Я лежал, все еще притворяясь, будто сплю. Мне было хорошо, только я предпочел бы, чтобы мать вошла ко мне причесанная и умытая и как всегда нарядно одетая и пахнущая духами «Красная Москва», то есть такая, какой я ее привык видеть с утра до ночи (потому что если она не уходила на работу в консерваторию, то занималась с певицами дома).
– Что с тобой, ты ответить не можешь? – игриво-ласково спрашивала мать. – Ты вдруг онемел? Мой сыночек онемел?
Все это она произносила почти машинально, даже не поворачиваясь ко мне и приводя что-то в порядок на подоконнике. А я лежал, не отвечая, но начиная отходить от своего странного неудовольствия в тот первый момент, когда мать вошла в комнату.
– О, мой сыночек немножко мешигенер, – говорила тогда мать, наконец повернув ко мне свое красивое лицо и подмигивая мне. – Он не в настроении отвечать своей маме. Но мы сейчас постараемся исправить ему настроение. Ты, кажется, просил меня достать коробку чешских цветных карандашей? Кто-то достал ему эту коробку…
– Ты достала мне кохиноровские карандаши? – спрашивал я и улыбался, замирая сердцем.
– Как по твоему, кто достал? Конечно, твой папа, которого ты так любишь критиковать!
– А-а, – отвечал я, и сердце переставало замирать, хотя в нем оставалась приятность от осознания, что у меня будут карандаши.
– Твой отец иногда не выдержан, его можно понять, у него тяжелая работа, но он для тебя все готов сделать, будто ты не знаешь.
– Да-а, – тянул я безразлично.
– Впрочем, ладно, вырастешь, тогда поймешь отца, – говорила уверенно мать, подходя ко мне и поправляя на мне одеяло. – А сейчас, если ты выспался, вставай, будем завтракать.

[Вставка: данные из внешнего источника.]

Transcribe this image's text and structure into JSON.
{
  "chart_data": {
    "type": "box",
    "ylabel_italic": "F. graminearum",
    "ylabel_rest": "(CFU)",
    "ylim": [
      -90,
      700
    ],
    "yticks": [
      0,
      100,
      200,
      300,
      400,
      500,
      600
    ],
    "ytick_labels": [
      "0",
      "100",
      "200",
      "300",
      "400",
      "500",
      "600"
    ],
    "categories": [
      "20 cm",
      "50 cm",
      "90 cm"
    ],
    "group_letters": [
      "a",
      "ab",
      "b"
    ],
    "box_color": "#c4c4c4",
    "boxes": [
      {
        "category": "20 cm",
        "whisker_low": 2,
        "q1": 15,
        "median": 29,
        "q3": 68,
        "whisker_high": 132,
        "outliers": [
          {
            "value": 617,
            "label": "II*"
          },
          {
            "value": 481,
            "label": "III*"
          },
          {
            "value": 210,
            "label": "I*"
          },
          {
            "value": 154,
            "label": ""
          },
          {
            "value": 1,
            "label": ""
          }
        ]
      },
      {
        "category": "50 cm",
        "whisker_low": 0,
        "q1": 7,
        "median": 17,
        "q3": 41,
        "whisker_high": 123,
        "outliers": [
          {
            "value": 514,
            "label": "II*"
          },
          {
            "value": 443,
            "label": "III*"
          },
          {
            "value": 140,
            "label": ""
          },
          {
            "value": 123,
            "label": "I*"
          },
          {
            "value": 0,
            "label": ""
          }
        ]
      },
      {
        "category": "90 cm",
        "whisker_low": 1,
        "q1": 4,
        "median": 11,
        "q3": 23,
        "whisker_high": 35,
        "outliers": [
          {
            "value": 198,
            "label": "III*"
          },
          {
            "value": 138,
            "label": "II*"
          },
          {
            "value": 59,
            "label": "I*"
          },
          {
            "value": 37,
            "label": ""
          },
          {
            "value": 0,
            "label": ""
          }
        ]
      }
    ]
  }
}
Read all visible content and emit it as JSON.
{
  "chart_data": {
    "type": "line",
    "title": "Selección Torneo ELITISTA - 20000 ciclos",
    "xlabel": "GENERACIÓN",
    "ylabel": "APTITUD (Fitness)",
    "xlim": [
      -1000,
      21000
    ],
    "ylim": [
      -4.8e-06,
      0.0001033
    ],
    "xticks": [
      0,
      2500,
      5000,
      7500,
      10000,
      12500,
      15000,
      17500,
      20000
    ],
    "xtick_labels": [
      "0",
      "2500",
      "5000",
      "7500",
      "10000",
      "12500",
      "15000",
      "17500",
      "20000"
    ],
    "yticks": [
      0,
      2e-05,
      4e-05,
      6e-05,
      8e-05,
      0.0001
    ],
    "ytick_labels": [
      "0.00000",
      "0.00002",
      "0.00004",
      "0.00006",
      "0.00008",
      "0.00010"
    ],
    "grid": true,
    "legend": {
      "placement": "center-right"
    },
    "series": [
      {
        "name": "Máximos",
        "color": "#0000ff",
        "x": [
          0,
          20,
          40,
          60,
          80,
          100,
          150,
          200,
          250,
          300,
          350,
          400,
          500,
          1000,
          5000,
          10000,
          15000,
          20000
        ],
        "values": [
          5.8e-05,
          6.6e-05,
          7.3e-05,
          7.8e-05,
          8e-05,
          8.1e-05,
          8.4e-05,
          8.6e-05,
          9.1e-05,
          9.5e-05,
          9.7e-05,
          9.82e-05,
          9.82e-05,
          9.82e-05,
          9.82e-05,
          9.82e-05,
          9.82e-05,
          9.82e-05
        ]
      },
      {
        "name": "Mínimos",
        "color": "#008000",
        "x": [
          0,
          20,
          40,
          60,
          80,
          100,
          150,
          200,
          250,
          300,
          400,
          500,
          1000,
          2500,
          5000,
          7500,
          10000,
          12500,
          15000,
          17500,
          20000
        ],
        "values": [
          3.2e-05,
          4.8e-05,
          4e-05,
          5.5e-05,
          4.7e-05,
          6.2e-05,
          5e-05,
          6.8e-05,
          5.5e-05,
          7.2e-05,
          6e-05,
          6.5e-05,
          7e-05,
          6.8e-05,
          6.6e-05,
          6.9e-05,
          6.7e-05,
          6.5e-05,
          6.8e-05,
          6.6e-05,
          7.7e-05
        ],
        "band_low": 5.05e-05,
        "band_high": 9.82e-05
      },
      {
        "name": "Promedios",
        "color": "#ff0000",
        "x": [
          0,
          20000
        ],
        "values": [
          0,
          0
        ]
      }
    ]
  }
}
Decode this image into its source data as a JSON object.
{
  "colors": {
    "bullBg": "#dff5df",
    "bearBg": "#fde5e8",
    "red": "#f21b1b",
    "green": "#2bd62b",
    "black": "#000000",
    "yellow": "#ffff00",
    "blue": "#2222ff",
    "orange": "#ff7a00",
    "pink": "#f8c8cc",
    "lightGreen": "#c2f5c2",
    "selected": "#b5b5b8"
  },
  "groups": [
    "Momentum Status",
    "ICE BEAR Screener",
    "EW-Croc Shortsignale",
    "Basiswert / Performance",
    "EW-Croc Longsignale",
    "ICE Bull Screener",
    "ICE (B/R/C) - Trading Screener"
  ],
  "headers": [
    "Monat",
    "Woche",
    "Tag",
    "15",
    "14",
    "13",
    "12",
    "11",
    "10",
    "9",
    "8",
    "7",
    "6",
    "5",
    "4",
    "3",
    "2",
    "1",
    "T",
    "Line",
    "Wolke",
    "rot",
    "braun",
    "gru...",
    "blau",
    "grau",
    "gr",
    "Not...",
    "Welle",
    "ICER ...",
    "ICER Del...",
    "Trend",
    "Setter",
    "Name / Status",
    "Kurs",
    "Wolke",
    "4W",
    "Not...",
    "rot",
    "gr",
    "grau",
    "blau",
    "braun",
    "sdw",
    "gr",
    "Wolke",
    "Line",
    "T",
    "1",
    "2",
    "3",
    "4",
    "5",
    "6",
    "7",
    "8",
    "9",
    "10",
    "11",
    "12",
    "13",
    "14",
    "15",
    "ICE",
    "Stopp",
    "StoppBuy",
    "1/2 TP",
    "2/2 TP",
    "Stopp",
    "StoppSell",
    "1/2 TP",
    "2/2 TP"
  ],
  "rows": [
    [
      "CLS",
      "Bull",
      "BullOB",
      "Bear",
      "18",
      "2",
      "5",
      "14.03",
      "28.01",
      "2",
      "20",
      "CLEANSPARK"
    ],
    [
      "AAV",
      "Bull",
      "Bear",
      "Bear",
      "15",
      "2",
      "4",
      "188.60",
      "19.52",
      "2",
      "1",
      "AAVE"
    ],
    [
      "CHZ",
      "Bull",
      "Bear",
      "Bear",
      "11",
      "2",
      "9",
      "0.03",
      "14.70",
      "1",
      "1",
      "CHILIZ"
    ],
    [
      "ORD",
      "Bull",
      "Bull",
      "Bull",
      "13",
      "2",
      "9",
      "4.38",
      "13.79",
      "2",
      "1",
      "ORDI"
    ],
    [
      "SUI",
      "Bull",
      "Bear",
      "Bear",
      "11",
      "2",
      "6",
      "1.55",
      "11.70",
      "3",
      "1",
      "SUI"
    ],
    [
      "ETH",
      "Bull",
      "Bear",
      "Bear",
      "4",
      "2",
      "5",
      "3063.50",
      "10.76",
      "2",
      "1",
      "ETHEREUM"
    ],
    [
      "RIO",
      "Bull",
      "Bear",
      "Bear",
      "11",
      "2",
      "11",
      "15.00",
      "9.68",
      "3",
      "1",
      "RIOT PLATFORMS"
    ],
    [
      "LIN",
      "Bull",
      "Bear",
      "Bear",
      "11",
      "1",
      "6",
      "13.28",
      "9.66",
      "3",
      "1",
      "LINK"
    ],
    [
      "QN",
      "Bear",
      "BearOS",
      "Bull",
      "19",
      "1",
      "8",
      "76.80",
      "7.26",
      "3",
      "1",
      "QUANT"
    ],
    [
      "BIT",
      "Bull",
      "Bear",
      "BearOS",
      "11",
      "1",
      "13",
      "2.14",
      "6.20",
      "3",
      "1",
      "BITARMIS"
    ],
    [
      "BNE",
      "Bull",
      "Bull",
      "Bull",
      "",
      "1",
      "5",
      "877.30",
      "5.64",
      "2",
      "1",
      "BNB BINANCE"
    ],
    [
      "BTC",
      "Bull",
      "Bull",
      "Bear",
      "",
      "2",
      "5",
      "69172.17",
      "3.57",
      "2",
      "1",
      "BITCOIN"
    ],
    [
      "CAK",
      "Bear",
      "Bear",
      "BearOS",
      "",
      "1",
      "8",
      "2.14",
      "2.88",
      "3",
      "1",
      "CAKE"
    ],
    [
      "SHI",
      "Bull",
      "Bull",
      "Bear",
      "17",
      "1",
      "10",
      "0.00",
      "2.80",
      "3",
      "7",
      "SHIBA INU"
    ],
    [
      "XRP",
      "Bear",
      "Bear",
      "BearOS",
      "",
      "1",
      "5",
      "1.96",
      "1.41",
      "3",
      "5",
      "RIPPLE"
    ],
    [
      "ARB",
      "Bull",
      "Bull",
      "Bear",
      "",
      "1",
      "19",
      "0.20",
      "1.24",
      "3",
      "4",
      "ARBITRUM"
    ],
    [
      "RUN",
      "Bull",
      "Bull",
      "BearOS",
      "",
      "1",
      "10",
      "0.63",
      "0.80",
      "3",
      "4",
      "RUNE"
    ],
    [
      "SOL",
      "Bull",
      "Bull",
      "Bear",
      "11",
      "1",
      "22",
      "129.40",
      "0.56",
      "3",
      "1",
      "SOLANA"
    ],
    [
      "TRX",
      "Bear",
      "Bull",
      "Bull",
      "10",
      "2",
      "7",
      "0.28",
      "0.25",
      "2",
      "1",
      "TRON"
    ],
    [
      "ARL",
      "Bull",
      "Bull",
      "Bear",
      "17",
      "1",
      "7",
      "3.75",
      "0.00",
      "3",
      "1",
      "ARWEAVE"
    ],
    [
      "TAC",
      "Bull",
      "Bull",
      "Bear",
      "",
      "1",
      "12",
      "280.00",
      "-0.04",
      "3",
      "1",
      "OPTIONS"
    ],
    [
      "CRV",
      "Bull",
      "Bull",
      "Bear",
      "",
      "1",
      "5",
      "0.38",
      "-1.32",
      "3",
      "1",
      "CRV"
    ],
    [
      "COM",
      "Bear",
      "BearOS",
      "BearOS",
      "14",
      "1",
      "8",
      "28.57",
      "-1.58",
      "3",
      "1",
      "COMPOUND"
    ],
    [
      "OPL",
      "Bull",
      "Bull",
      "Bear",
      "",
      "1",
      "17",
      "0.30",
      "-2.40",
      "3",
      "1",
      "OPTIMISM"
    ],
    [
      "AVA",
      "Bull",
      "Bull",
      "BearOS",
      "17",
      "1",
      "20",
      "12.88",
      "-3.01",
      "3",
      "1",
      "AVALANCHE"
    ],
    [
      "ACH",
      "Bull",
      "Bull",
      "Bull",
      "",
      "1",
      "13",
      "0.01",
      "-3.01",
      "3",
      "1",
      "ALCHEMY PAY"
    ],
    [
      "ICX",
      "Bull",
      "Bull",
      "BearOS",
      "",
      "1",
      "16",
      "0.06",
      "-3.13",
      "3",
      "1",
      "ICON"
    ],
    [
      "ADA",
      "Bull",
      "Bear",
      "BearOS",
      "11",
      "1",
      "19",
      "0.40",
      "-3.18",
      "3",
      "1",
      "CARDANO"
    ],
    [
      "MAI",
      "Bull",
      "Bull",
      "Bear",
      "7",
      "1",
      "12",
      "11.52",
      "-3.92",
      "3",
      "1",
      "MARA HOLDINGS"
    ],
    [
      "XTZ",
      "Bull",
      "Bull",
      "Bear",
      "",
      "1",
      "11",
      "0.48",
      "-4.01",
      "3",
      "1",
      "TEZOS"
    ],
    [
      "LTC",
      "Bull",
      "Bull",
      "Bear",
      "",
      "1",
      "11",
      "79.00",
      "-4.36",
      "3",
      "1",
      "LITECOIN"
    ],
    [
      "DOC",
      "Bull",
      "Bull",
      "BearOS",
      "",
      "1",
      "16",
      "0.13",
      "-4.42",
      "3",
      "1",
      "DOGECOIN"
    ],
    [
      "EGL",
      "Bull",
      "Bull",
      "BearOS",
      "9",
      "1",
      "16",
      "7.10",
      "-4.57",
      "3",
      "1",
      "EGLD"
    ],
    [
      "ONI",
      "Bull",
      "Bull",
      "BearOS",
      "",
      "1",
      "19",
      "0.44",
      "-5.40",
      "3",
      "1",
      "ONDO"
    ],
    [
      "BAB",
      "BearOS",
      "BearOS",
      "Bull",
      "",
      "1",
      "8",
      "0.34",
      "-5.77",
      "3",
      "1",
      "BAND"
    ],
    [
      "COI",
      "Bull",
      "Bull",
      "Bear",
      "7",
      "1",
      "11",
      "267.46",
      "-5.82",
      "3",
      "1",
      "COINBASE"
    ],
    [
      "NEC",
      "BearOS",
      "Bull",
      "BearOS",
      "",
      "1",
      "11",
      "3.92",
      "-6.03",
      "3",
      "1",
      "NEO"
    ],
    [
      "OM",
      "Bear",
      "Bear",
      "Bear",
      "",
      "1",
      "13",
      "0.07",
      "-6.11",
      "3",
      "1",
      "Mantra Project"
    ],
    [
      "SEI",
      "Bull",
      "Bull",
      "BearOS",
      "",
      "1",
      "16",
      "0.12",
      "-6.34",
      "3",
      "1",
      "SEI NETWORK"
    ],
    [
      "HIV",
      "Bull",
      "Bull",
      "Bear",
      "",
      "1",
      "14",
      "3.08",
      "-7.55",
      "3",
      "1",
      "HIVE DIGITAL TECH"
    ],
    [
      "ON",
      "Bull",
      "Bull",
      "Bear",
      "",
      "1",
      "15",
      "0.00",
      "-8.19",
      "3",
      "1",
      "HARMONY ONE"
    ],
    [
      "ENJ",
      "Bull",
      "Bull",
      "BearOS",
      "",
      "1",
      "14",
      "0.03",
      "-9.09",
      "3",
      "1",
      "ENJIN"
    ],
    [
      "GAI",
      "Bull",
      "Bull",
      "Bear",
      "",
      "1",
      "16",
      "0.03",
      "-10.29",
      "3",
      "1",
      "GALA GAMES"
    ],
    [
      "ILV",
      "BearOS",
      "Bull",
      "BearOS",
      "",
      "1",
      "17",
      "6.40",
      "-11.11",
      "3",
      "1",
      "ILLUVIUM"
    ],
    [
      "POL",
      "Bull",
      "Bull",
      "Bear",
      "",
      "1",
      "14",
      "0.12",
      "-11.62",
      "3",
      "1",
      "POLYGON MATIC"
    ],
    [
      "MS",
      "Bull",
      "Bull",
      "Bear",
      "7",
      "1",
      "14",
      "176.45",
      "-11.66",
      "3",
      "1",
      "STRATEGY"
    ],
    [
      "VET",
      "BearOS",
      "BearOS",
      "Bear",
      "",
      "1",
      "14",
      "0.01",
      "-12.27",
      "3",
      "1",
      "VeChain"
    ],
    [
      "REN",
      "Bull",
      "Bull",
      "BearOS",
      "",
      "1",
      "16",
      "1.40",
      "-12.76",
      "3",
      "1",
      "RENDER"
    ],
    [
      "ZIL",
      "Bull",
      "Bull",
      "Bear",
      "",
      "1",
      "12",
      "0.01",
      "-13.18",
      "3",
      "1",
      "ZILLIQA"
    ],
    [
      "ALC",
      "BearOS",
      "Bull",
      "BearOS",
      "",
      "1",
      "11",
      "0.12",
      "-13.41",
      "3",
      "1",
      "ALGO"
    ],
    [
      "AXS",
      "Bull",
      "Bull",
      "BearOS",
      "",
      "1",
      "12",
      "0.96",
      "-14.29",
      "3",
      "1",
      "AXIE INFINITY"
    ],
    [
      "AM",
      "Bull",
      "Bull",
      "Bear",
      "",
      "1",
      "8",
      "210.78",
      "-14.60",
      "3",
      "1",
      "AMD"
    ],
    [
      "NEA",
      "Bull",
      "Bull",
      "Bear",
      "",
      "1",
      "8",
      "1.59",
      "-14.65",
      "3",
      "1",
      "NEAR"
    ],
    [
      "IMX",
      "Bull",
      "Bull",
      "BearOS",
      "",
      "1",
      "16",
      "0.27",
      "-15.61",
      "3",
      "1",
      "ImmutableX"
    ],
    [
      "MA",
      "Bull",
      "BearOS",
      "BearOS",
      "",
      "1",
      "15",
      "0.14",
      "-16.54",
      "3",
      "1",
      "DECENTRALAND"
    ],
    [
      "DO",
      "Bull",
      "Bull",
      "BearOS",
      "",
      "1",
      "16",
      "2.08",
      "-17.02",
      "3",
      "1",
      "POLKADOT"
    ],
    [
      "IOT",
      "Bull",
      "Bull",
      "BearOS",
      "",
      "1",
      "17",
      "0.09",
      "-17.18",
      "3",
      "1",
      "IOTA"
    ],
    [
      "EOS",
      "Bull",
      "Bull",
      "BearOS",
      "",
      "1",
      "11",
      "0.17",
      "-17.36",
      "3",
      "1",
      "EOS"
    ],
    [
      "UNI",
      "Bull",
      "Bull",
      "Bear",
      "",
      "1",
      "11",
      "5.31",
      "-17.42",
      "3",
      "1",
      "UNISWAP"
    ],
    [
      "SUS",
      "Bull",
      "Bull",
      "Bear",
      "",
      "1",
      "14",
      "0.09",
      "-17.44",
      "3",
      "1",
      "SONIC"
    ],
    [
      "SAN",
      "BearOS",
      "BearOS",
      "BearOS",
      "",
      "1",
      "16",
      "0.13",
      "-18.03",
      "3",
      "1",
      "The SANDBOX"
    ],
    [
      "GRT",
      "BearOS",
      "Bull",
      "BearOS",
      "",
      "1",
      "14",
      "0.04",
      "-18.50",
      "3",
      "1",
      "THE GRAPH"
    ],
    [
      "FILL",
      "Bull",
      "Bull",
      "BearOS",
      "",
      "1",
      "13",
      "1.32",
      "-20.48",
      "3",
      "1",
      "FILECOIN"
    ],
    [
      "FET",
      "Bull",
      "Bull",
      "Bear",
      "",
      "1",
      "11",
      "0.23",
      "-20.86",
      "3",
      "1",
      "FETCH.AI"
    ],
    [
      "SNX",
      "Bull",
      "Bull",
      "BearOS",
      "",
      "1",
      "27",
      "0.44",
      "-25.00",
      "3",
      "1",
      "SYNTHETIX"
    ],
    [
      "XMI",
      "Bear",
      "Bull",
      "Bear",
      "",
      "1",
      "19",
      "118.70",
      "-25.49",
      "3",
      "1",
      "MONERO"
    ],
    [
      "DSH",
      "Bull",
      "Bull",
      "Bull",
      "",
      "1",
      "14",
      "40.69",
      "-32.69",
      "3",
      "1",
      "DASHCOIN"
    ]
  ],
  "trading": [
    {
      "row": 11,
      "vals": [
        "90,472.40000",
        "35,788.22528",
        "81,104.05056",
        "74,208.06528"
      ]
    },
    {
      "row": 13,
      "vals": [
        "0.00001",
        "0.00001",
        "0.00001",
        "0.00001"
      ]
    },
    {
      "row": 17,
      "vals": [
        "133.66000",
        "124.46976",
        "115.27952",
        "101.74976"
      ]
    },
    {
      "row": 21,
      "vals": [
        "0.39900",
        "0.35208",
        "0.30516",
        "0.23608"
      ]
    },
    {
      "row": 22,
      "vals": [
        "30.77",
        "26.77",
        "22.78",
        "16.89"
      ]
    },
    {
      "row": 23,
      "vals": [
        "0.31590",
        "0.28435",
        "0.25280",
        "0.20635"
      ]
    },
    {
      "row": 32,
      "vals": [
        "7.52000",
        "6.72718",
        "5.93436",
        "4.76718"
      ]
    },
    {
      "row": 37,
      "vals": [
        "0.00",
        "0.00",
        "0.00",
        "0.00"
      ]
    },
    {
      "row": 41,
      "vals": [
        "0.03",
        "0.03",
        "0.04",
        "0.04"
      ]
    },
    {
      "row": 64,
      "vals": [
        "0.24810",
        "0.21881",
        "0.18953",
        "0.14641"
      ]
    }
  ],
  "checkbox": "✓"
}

И я вставал, совершал свой туалет, на дворе стоял солнечный день (в Одессе большинство дней было солнечно), за полуоткрытым окном шелестел листьями клен, и я шел завтракать в «большую» комнату, в которой домработница Маруся, женщина средних лет с плачущим лицом, накрывала на стол, и все возвращалось на свои прекрасные круги…
(15 лет)
…С тех пор, как умер дед, моя кровать стояла у боковой стены, и я спал лицом к окну. Высокое окно (комната высотой в пять с лишним метров) закрывалось высокими деревянными ставнями с тяжелой витой щеколдой. Дверь в комнату родителей была наискосок, я сначала видел, как поворачивается медная дверная ручка, похожая на детский фаллос, и затем уже открывается дверь и появляется мать со слегка опухшим от сна лицом, в халатике поверх длинной ночной рубашки. Но уже с того момента, как стала поворачиваться ручка, я лежал в напряжении и ждал, и от маминой красивой фигуры исходило тепло сна, она делала горлом «гх, гх, гх», прочищая его, как певицы, которым она аккомпанировала, при этом морщила лоб и прикрывала глаза, а я продолжал лежать, притворяясь спящим, хотя меня выдавали раскрытая книга и зажженная лампа, а ведь как только ручка стала поворачиваться, можно было успеть потушить лампу, но тогда я унизил бы себя перед самим собой, невозможно, и я продолжал лежать, не в силах шелохнуться.